I don't suppose it will change all that much, it will just bring some kind of acknowledgement into my head
* what will hurting myself bring to the situation? what will it take away from the situation?
it will make me realise that there is something very real here. that as much as i keep trying to hide and pretend, and go round in circles, it will bring it to the surface. it will let me know that this is what im doing to myself
* if hurting myself seems like my best option right now, how long will the relief it brings last? what will i do then?
the initial relief wont last long, it never does, but the lasting marks and pain will last for at least a couple of days. and then ill be back to square one
* what is something i could do now instead of hurting myself? how will it change the situation i'm in? how long will that change last, and what will i do then?
i dont know what i could do. going to bed would be a good idea, but as my bed is predominantly associated with si, i know ill just aid my urges to si. other than that i can just sit here and prolong it. i dont know how to fight it anymore
* how will i feel tomorrow if i hurt myself? how will i feel tomorrow if i do the other thing i came up with?
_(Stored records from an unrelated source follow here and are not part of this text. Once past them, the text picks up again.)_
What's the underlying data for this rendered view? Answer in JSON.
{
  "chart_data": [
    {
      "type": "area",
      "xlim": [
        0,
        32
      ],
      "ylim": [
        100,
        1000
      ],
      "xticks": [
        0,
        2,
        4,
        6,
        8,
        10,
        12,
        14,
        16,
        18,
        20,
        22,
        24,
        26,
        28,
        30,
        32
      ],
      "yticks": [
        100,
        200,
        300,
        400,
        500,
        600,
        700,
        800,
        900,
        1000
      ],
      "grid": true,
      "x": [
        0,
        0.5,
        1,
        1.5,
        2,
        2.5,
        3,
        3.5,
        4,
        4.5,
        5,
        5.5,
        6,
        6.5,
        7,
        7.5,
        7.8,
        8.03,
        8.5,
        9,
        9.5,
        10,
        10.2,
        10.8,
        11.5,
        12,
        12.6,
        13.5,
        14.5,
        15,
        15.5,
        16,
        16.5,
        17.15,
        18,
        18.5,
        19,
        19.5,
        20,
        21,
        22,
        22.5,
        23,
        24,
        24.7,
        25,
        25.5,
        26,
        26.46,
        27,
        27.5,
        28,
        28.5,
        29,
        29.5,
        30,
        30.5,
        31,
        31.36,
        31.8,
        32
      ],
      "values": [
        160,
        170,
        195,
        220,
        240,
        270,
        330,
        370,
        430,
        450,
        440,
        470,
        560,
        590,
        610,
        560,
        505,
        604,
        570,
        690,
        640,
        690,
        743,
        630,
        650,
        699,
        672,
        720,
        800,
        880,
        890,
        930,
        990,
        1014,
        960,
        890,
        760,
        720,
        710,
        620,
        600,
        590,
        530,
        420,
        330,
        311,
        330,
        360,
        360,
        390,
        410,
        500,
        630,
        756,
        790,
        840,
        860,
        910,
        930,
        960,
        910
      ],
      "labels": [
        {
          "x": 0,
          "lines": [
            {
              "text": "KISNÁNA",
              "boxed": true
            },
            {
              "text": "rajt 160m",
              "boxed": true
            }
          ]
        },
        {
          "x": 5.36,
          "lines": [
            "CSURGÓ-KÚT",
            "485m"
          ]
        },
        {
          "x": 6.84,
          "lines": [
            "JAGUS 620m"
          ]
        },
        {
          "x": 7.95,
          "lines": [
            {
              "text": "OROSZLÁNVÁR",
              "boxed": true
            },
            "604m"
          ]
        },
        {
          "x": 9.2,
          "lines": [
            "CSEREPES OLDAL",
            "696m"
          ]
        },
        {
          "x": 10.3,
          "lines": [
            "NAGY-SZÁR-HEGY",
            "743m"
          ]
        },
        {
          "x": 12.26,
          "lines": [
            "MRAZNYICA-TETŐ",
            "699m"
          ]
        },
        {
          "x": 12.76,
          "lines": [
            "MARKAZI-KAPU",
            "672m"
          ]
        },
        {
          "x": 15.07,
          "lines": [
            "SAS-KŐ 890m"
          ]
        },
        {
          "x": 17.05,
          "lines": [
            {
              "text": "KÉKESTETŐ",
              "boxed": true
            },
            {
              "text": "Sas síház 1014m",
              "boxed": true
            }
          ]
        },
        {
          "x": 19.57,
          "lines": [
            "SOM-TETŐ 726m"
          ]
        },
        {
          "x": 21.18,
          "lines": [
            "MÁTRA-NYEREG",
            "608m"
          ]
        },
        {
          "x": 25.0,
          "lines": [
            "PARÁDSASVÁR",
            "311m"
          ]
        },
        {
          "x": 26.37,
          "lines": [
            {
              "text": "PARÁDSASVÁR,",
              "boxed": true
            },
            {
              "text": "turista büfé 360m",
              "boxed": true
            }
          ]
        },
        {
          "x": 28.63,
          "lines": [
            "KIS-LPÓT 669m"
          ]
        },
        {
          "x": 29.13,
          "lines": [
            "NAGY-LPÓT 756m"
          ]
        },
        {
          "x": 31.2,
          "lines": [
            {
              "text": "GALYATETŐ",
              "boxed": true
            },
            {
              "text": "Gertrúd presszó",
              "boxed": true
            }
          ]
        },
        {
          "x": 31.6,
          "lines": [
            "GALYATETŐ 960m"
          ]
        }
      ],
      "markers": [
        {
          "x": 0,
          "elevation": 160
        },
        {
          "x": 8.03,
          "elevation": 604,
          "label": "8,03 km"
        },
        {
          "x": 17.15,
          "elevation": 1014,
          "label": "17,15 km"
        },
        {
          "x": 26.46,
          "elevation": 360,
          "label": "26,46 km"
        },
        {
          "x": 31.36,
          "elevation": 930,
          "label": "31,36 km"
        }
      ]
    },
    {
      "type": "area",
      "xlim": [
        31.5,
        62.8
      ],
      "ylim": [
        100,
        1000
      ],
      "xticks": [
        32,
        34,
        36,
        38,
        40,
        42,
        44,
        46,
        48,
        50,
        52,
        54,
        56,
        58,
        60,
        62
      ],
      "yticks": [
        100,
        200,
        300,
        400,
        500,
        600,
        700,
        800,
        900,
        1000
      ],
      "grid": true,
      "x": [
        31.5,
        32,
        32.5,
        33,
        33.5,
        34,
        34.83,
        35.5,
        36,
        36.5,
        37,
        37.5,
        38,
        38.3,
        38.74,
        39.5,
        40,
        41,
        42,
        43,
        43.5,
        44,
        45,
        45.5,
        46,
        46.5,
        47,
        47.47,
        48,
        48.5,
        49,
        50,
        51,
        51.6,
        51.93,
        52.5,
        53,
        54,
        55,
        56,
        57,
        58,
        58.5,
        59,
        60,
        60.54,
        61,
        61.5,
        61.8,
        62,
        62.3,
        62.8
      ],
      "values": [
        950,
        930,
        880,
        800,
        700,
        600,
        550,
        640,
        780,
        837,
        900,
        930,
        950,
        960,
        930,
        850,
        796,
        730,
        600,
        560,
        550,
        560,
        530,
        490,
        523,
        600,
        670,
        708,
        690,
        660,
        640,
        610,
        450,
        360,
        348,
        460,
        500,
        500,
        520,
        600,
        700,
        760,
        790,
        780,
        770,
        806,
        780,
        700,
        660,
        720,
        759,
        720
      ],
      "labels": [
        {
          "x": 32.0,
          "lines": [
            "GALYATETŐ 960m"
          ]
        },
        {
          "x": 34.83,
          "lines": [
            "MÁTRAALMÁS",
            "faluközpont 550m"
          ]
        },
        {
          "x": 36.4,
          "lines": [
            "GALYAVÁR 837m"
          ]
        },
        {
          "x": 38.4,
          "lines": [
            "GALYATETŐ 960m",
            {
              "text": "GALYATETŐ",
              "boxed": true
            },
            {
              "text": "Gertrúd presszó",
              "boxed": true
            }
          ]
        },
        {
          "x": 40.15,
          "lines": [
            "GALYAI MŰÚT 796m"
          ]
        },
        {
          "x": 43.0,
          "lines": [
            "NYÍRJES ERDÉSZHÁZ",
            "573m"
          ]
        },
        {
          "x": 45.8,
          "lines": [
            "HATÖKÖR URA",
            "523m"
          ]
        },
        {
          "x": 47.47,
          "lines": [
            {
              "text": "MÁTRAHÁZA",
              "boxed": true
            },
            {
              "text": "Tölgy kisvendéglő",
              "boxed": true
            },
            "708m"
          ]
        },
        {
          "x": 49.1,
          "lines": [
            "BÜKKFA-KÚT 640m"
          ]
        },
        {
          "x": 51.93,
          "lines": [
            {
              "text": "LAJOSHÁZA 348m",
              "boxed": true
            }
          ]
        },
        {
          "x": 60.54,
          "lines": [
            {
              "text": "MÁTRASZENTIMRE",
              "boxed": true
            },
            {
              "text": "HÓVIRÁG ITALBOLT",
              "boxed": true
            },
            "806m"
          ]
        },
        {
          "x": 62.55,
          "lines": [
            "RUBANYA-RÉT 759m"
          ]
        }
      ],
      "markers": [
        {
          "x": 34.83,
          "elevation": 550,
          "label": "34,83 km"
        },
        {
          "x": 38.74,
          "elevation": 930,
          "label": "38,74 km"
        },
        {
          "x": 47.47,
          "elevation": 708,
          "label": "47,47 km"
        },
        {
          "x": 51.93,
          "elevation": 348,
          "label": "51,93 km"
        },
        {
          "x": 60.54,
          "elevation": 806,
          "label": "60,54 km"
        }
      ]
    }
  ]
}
ill feel (strangely) proud tomorrow that i si'd. i idnt si in college today, though i wanted to, and it made me feel like a failure - so si-ing now would erase those. ill feel like im weak, im stupid because i cant even si.
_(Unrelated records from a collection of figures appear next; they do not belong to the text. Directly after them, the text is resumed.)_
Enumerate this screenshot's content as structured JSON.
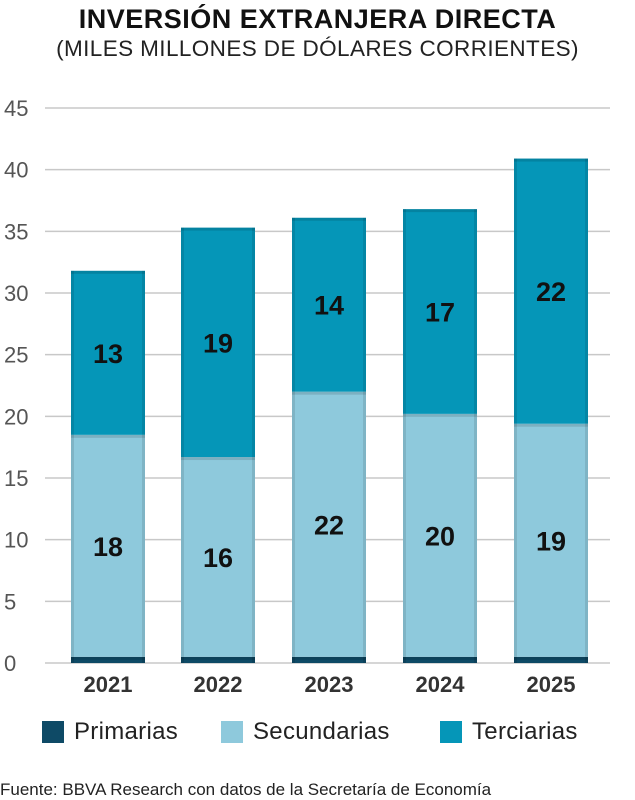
{
  "title": "INVERSIÓN EXTRANJERA DIRECTA",
  "subtitle": "(MILES MILLONES DE DÓLARES CORRIENTES)",
  "source": "Fuente: BBVA Research con datos de la Secretaría de Economía",
  "colors": {
    "primarias": "#0e4a66",
    "secundarias": "#8ec9dc",
    "terciarias": "#0596b8",
    "grid": "#c8c8c8"
  },
  "chart_data": {
    "type": "bar",
    "stacked": true,
    "title": "INVERSIÓN EXTRANJERA DIRECTA",
    "subtitle": "(MILES MILLONES DE DÓLARES CORRIENTES)",
    "categories": [
      "2021",
      "2022",
      "2023",
      "2024",
      "2025"
    ],
    "ylim": [
      0,
      45
    ],
    "yticks": [
      0,
      5,
      10,
      15,
      20,
      25,
      30,
      35,
      40,
      45
    ],
    "grid": true,
    "legend_position": "bottom",
    "series": [
      {
        "name": "Primarias",
        "values": [
          0.5,
          0.5,
          0.5,
          0.5,
          0.5
        ],
        "labels": [
          "",
          "",
          "",
          "",
          ""
        ]
      },
      {
        "name": "Secundarias",
        "values": [
          18,
          16.2,
          21.5,
          19.7,
          18.9
        ],
        "labels": [
          "18",
          "16",
          "22",
          "20",
          "19"
        ]
      },
      {
        "name": "Terciarias",
        "values": [
          13.3,
          18.6,
          14.1,
          16.6,
          21.5
        ],
        "labels": [
          "13",
          "19",
          "14",
          "17",
          "22"
        ]
      }
    ]
  }
}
* what do i really want to do right now? how can i best honor the self-protective instinct that has me wanting to self-injure right now?
i would like to do so many things right now. too many to list
* Why do I feel I need to hurt myself? What has brought me to this point?
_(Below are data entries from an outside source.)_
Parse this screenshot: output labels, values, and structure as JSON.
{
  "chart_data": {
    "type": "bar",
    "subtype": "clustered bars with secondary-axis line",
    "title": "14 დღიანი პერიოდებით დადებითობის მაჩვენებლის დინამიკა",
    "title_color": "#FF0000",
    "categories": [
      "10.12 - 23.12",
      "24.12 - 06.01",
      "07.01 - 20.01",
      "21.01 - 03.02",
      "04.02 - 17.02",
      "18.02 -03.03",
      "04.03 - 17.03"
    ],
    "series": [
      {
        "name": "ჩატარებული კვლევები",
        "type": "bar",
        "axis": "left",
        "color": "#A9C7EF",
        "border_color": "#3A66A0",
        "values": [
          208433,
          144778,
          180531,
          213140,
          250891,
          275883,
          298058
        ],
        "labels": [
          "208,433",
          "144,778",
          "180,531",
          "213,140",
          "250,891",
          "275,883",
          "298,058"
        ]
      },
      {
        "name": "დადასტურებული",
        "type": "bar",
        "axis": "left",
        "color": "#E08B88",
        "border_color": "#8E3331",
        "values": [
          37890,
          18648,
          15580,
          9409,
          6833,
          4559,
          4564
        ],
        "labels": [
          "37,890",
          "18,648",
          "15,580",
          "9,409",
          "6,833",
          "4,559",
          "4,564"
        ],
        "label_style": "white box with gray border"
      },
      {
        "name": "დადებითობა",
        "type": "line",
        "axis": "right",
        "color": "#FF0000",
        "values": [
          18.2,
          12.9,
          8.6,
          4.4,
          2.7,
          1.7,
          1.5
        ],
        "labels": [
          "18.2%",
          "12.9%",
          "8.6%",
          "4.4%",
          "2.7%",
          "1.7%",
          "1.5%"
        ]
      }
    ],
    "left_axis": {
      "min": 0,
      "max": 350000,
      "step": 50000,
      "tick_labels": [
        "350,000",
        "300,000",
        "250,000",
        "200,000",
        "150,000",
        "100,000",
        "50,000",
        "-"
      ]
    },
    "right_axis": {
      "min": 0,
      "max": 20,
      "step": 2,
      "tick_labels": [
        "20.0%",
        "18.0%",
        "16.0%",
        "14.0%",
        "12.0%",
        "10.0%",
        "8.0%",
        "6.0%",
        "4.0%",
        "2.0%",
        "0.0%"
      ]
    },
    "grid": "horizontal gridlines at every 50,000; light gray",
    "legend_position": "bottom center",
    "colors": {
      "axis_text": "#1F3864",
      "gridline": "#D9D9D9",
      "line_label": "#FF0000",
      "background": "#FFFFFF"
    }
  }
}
my c appt today and speaking to my tutor have played a big part in making me feel so down. also, ive been out with my friends. i need to hurt myself to remind myself that im here and im real
* Have I been here before? What did I do to deal with it? How did I feel then?
i didnt deal with it then, i never do
* What I have done to ease this discomfort so far? What else can I do that won't hurt me?
i put a bandage over my latest si to prevent triggering myself further, and ive listened to music and played around on the web. i could just sit here until morning comes, only i dont think ill stay awake that long, as much as id like to
* How do I feel right now?
i feel angry, frustrated, worthless, degraded, vulnerable, sad, anxious
* How will I feel when I am hurting myself?
i wont feel anything except temporary relief
* How will I feel after hurting myself? How will I feel tomorrow morning?
ill feel something good, something better than what im feeling right now
* Can I avoid this stressor, or deal with it better in the future?
once i get over myself, yes. once i finally admit things *for real* and stop pretending to myself i can get through this. ive done it before, i dont see why i cant do it again. but then again, i also dont see why im not already over this.
* Do I need to hurt myself?
no but i have to. i have to know that im real, and that theres something to me. i need that constant reminder that im full of so much shit.